Context and Legal Basis
- Legal Instruments Used: Detention of non-citizens in India is primarily carried out under:
- Foreigners Act, 1946
- National Security Act (NSA), 1980
- Assam NRC Impact: 19 lakh people excluded from the National Register of Citizens (NRC), many declared non-citizens and subjected to detention.
Relevance : GS 2(Governance, International Relations)
Constitutional and Judicial Principles
- Article 21: Guarantees protection of life and personal liberty to all persons (citizens and non-citizens).
- Article 22: Provides safeguards against arbitrary preventive detention, including:
- Right to be informed of grounds of arrest
- Right to consult a legal practitioner
- Right to be presented before a magistrate within 24 hours
- Judicial Power & Common Law Tradition:
- Liberty can only be curtailed through judicial process or preventive detention under strict constraints.
- Detention should be purpose-driven (trial, punishment, or legitimate preventive need).
Assam Detention Practices: Violations & Concerns
- Violation of due process:
- Detainees not charged or convicted of any criminal offence.

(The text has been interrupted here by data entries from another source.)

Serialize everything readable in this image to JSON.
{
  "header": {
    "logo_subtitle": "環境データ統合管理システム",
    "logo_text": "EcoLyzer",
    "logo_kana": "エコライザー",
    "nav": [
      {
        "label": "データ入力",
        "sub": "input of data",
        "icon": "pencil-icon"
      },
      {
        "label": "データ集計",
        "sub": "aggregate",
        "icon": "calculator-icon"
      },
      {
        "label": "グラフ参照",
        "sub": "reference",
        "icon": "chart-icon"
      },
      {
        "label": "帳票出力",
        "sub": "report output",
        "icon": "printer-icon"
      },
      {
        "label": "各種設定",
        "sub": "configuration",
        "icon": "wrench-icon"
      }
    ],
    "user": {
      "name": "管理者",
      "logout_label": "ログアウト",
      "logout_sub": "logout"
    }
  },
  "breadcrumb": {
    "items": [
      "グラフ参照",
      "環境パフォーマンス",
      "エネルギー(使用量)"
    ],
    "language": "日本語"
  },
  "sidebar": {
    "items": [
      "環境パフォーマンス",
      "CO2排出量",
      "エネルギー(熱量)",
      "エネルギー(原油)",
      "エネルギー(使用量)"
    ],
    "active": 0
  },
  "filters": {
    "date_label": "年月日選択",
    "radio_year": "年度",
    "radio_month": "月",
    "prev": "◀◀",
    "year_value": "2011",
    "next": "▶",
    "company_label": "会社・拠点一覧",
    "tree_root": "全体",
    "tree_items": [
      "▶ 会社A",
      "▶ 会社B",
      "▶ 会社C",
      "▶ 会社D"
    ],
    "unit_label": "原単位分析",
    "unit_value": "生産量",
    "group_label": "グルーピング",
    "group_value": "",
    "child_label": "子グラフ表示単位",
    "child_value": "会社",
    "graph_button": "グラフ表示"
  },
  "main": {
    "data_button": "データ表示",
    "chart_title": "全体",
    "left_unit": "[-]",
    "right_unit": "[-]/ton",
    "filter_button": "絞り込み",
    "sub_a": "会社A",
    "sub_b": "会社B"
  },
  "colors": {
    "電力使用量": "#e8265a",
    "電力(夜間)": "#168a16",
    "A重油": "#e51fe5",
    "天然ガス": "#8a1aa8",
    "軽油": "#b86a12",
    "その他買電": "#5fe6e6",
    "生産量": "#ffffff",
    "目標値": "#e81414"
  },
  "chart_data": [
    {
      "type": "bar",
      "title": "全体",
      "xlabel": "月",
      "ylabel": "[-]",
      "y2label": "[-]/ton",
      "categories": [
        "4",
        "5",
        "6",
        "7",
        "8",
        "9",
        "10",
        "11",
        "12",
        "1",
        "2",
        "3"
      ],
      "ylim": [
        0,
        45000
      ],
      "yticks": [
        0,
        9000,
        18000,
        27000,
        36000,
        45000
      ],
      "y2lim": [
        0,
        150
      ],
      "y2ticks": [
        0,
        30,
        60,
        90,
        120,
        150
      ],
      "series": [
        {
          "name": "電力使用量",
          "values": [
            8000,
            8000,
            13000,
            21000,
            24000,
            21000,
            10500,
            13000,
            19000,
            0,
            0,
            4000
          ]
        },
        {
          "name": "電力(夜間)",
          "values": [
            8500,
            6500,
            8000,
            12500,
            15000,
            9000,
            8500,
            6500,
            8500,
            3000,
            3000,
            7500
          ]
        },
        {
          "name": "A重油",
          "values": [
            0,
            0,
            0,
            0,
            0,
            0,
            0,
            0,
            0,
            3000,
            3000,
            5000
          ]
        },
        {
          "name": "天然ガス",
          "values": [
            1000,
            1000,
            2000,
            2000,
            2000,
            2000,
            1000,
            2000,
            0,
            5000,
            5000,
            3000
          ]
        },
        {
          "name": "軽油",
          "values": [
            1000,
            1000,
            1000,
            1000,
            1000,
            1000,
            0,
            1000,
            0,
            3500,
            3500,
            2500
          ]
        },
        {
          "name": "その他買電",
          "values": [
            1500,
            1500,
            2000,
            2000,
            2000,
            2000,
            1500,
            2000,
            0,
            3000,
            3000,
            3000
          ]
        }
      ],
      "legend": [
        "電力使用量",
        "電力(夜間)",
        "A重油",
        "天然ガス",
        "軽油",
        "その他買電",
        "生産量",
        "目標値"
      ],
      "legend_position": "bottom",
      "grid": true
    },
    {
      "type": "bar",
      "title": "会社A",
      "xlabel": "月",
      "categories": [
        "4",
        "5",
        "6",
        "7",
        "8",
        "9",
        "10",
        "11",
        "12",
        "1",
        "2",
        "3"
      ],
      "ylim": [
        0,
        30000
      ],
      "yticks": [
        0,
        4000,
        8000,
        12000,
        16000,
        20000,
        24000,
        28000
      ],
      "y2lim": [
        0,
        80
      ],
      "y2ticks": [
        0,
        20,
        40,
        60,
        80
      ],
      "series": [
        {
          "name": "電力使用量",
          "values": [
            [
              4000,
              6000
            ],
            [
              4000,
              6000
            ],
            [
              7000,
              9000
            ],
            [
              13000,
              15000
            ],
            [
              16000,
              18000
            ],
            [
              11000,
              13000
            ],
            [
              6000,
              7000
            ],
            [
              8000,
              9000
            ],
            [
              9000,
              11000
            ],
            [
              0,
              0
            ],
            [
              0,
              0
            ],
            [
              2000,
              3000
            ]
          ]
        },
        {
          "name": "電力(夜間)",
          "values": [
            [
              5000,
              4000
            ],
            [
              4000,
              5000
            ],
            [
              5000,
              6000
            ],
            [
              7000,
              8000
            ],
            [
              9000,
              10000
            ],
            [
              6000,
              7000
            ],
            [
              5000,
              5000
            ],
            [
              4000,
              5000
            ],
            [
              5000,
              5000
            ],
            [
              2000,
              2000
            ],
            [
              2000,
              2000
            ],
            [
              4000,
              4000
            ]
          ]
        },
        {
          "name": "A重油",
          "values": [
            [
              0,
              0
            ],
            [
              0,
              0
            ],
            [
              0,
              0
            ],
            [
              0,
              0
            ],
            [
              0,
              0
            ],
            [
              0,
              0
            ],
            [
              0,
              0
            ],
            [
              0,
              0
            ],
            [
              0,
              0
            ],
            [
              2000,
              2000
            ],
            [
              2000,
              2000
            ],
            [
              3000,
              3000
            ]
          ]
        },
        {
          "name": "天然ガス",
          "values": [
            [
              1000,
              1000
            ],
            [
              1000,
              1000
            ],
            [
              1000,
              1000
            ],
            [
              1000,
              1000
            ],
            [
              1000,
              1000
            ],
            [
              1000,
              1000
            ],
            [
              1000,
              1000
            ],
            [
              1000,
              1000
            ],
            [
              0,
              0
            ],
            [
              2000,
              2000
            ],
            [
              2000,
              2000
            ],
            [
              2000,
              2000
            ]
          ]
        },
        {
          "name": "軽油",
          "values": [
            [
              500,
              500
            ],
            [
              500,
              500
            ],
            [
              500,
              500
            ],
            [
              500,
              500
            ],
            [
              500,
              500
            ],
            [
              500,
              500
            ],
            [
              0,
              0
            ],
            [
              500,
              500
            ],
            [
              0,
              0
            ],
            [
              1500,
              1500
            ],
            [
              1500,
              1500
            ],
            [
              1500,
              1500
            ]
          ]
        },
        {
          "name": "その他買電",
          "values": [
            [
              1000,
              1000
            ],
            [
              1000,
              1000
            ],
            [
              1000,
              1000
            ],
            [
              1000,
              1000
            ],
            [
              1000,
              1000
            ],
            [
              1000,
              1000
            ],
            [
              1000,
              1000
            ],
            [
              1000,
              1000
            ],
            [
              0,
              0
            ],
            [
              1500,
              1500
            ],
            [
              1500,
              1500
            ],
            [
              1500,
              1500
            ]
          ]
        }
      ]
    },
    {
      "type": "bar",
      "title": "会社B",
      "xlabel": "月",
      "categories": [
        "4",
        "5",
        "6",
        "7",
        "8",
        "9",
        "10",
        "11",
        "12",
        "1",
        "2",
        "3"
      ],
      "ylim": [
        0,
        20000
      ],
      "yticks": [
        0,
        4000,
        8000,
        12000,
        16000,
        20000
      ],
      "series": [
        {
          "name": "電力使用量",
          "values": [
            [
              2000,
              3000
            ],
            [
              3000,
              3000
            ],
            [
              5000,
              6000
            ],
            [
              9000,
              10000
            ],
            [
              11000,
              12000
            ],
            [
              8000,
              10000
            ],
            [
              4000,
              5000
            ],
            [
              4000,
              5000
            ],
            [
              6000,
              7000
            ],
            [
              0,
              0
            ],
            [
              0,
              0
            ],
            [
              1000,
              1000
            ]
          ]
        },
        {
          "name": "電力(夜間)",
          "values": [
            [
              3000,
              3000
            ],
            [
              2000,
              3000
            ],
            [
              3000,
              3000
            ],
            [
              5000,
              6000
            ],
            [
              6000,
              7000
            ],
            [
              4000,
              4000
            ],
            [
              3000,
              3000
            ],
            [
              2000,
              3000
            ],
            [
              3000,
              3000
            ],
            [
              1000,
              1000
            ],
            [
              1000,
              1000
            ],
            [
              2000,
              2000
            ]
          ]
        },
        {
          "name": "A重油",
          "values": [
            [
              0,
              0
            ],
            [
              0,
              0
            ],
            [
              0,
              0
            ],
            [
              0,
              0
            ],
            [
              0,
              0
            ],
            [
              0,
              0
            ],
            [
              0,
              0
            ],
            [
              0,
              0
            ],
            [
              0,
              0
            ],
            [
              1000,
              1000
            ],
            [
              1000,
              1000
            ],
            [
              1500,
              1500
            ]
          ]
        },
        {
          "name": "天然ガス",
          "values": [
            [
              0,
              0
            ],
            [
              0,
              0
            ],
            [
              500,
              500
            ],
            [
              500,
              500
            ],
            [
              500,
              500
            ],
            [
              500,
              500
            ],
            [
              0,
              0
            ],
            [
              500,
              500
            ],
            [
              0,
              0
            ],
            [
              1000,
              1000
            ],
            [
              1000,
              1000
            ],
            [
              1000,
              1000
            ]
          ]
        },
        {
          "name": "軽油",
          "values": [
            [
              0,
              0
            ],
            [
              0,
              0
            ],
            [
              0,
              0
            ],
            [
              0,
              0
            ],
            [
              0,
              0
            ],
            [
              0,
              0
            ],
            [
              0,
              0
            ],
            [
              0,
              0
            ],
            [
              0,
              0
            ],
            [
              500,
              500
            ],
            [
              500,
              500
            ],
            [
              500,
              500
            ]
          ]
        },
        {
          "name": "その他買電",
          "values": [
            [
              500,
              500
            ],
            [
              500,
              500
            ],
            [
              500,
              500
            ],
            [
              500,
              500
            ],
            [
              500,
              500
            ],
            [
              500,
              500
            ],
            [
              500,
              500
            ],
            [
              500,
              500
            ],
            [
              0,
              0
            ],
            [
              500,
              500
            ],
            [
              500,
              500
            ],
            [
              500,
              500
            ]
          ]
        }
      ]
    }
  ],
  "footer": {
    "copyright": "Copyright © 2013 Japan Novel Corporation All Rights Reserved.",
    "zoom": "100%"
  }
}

- Citizenship stripped on documentary grounds often flawed (e.g., spelling errors, floods destroying records).
- Indefinite & Arbitrary Detention:
- No realistic prospect of deportation — only 39 deportations since 2017 against 1.59 lakh declared ‘foreigners’.
- No legitimate purpose: Detention serves no penal, preventive, or removal purpose — making it constitutionally void under Article 21.
Backward Linkages
- ADM Jabalpur v. Shivkant Shukla (1976): Earlier upheld suspension of liberty during Emergency; later criticised.
- Maneka Gandhi v. Union of India (1978): Landmark ruling that any procedure depriving liberty must be “just, fair, and reasonable.”
- K.S. Puttaswamy (2017): Reaffirmed Article 21’s expansive protection of liberty and dignity.
- International Human Rights Norms:
- Violates Article 9 of ICCPR: Prohibition against arbitrary detention.
- UNHCR standards discourage detention where repatriation is not possible.
Comparative Jurisprudence
- Australia – NZYQ Case (2023):
- High Court held indefinite detention without realistic removal prospects unconstitutional.
- Reinforces judiciary’s role in guarding liberty.
- India – Rajubala Das v. Union of India (2020):
- Challenge to NRC-related detention pending.
- Raises question: Can India indefinitely detain stateless individuals?
Larger Implications
- Threat to Rule of Law:
- Executive overreach undermines separation of powers and judicial oversight.
- Weakens constitutional commitment to liberty, fairness, and legality
- Humanitarian Crisis:
- Statelessness leads to permanent legal limbo, with no rights and no nationality
- Need for Legal Reform:
- Update Foreigners Act, 1946 to align with modern constitutional jurisprudence and human rights standards.